La construction du barrage qui déplacerait quelque 25 000 personnes a récemment été réactivée, en partie grâce à un prêt de 400 millions de dollars de la Banque interaméricaine de développement pour soutenir le programme mexicain de lutte contre le changement climatique. Outre les coûts sociaux du déplacement et de la perte de capacité de séquestration du carbone suite aux inondations, des études menées par International Rivers et d'autres montrent que les grands barrages sont des sources majeures de gaz à effet de serre.

Parmi les autres fausses solutions qui seront promues lors des pourparlers de Cancun et qui rencontreront une forte opposition de la part de nombreuses organisations de base, citons le programme ONU REDD (Réduction des émissions dues à la déforestation et à la dégradation des forêts).

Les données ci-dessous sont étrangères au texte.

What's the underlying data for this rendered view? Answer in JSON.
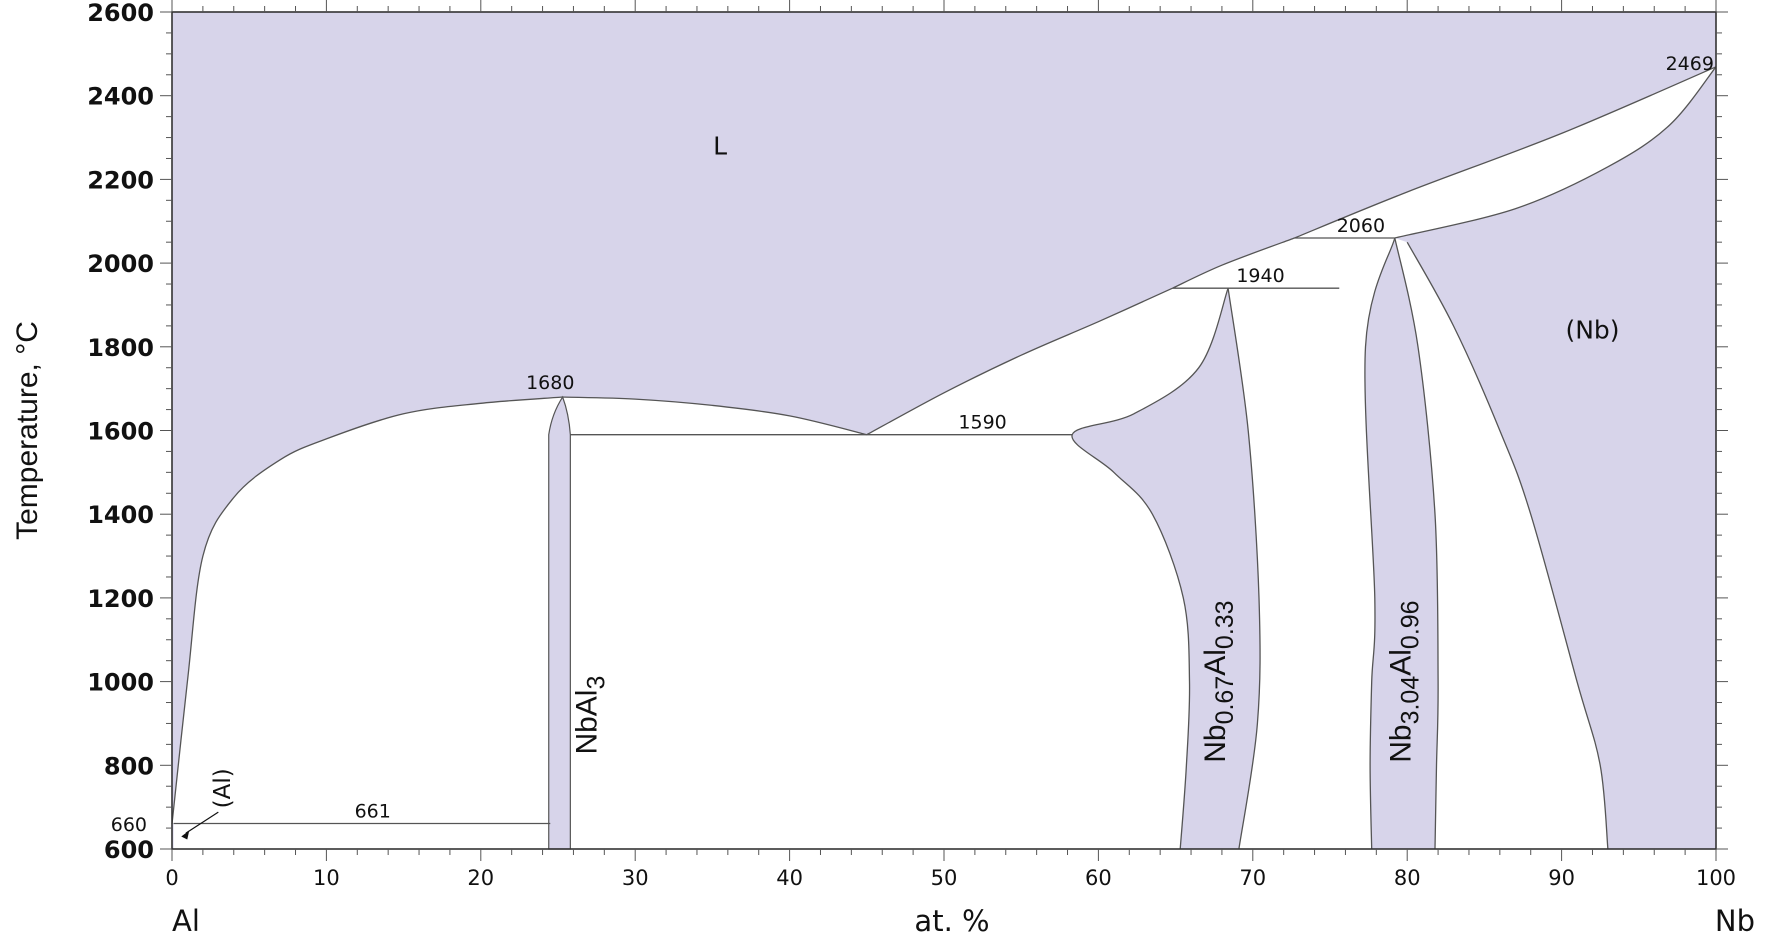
{
  "chart_data": {
    "type": "phase-diagram",
    "title": "",
    "ylabel": "Temperature, °C",
    "xlabel": "at. %",
    "x_left_element": "Al",
    "x_right_element": "Nb",
    "xlim": [
      0,
      100
    ],
    "ylim": [
      600,
      2600
    ],
    "x_ticks": [
      "0",
      "10",
      "20",
      "30",
      "40",
      "50",
      "60",
      "70",
      "80",
      "90",
      "100"
    ],
    "y_ticks": [
      "600",
      "800",
      "1000",
      "1200",
      "1400",
      "1600",
      "1800",
      "2000",
      "2200",
      "2400",
      "2600"
    ],
    "grid": false,
    "colors": {
      "phase_fill": "#d7d4ea",
      "line": "#555555",
      "background": "#ffffff"
    },
    "phase_labels": {
      "liquid": "L",
      "nb_solid": "(Nb)",
      "al_solid": "(Al)",
      "nbal3": {
        "base": "NbAl",
        "sub": "3"
      },
      "sigma": {
        "a": "Nb",
        "as": "0.67",
        "b": "Al",
        "bs": "0.33"
      },
      "a15": {
        "a": "Nb",
        "as": "3.04",
        "b": "Al",
        "bs": "0.96"
      }
    },
    "invariant_labels": [
      "2469",
      "2060",
      "1940",
      "1680",
      "1590",
      "661",
      "660"
    ],
    "invariants": [
      {
        "label": "2469",
        "type": "melting point",
        "x": 100,
        "T": 2469
      },
      {
        "label": "2060",
        "type": "peritectic",
        "x_range": [
          72.7,
          79.2
        ],
        "T": 2060
      },
      {
        "label": "1940",
        "type": "peritectic",
        "x_range": [
          64.8,
          75.6
        ],
        "T": 1940
      },
      {
        "label": "1680",
        "type": "congruent melting",
        "x": 25.3,
        "T": 1680
      },
      {
        "label": "1590",
        "type": "eutectic",
        "x_range": [
          25.8,
          58.3
        ],
        "T": 1590
      },
      {
        "label": "661",
        "type": "eutectic",
        "x_range": [
          0.1,
          24.5
        ],
        "T": 661
      },
      {
        "label": "660",
        "type": "melting point",
        "x": 0,
        "T": 660
      }
    ],
    "boundaries": {
      "liquidus_al_nbal3": [
        [
          0,
          660
        ],
        [
          1,
          1000
        ],
        [
          2,
          1300
        ],
        [
          4,
          1440
        ],
        [
          7,
          1530
        ],
        [
          10,
          1580
        ],
        [
          15,
          1640
        ],
        [
          20,
          1665
        ],
        [
          25.3,
          1680
        ]
      ],
      "liquidus_nbal3_eut": [
        [
          25.3,
          1680
        ],
        [
          30,
          1675
        ],
        [
          35,
          1660
        ],
        [
          40,
          1635
        ],
        [
          45,
          1590
        ]
      ],
      "liquidus_eut_1940": [
        [
          45,
          1590
        ],
        [
          50,
          1690
        ],
        [
          55,
          1780
        ],
        [
          60,
          1860
        ],
        [
          64.8,
          1940
        ]
      ],
      "liquidus_1940_2060": [
        [
          64.8,
          1940
        ],
        [
          68,
          1995
        ],
        [
          72.7,
          2060
        ]
      ],
      "liquidus_2060_Nb": [
        [
          72.7,
          2060
        ],
        [
          80,
          2170
        ],
        [
          90,
          2310
        ],
        [
          100,
          2469
        ]
      ],
      "solidus_2060_Nb": [
        [
          79.2,
          2060
        ],
        [
          87,
          2130
        ],
        [
          93,
          2230
        ],
        [
          97,
          2330
        ],
        [
          100,
          2469
        ]
      ],
      "nb_solvus": [
        [
          80,
          2050
        ],
        [
          83,
          1850
        ],
        [
          86,
          1600
        ],
        [
          88,
          1400
        ],
        [
          91,
          1000
        ],
        [
          92.5,
          800
        ],
        [
          93,
          600
        ]
      ],
      "a15_right": [
        [
          79.2,
          2060
        ],
        [
          80.7,
          1800
        ],
        [
          81.8,
          1400
        ],
        [
          82,
          1000
        ],
        [
          81.9,
          800
        ],
        [
          81.8,
          600
        ]
      ],
      "a15_left": [
        [
          79.2,
          2060
        ],
        [
          77.3,
          1800
        ],
        [
          77.9,
          1200
        ],
        [
          77.7,
          1000
        ],
        [
          77.6,
          800
        ],
        [
          77.7,
          600
        ]
      ],
      "sigma_right": [
        [
          68.4,
          1940
        ],
        [
          69.7,
          1600
        ],
        [
          70.4,
          1200
        ],
        [
          70.3,
          900
        ],
        [
          69.1,
          600
        ]
      ],
      "sigma_left": [
        [
          68.4,
          1940
        ],
        [
          66.5,
          1750
        ],
        [
          62.3,
          1640
        ],
        [
          58.3,
          1590
        ],
        [
          61,
          1500
        ],
        [
          63.5,
          1400
        ],
        [
          65.5,
          1200
        ],
        [
          65.9,
          1000
        ],
        [
          65.7,
          800
        ],
        [
          65.3,
          600
        ]
      ],
      "nbal3_phase": [
        [
          25.3,
          1680
        ],
        [
          24.4,
          1590
        ],
        [
          24.4,
          600
        ],
        [
          25.8,
          600
        ],
        [
          25.8,
          1590
        ]
      ]
    }
  }
}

L'organisation internationale des petits agriculteurs Vía Campesina, qui rejette le programme REDD, déclare: «La protection des forêts et le reboisement des forêts dégradées est une obligation de tous les gouvernements qui doit être appliquée sans limiter l'autonomie, les droits ou le contrôle des peuples autochtones et paysans. sur les terres et leurs territoires, et sans présenter de prétexte aux autres pays et entreprises pour continuer à polluer et à planter des plantations d'arbres en monoculture. "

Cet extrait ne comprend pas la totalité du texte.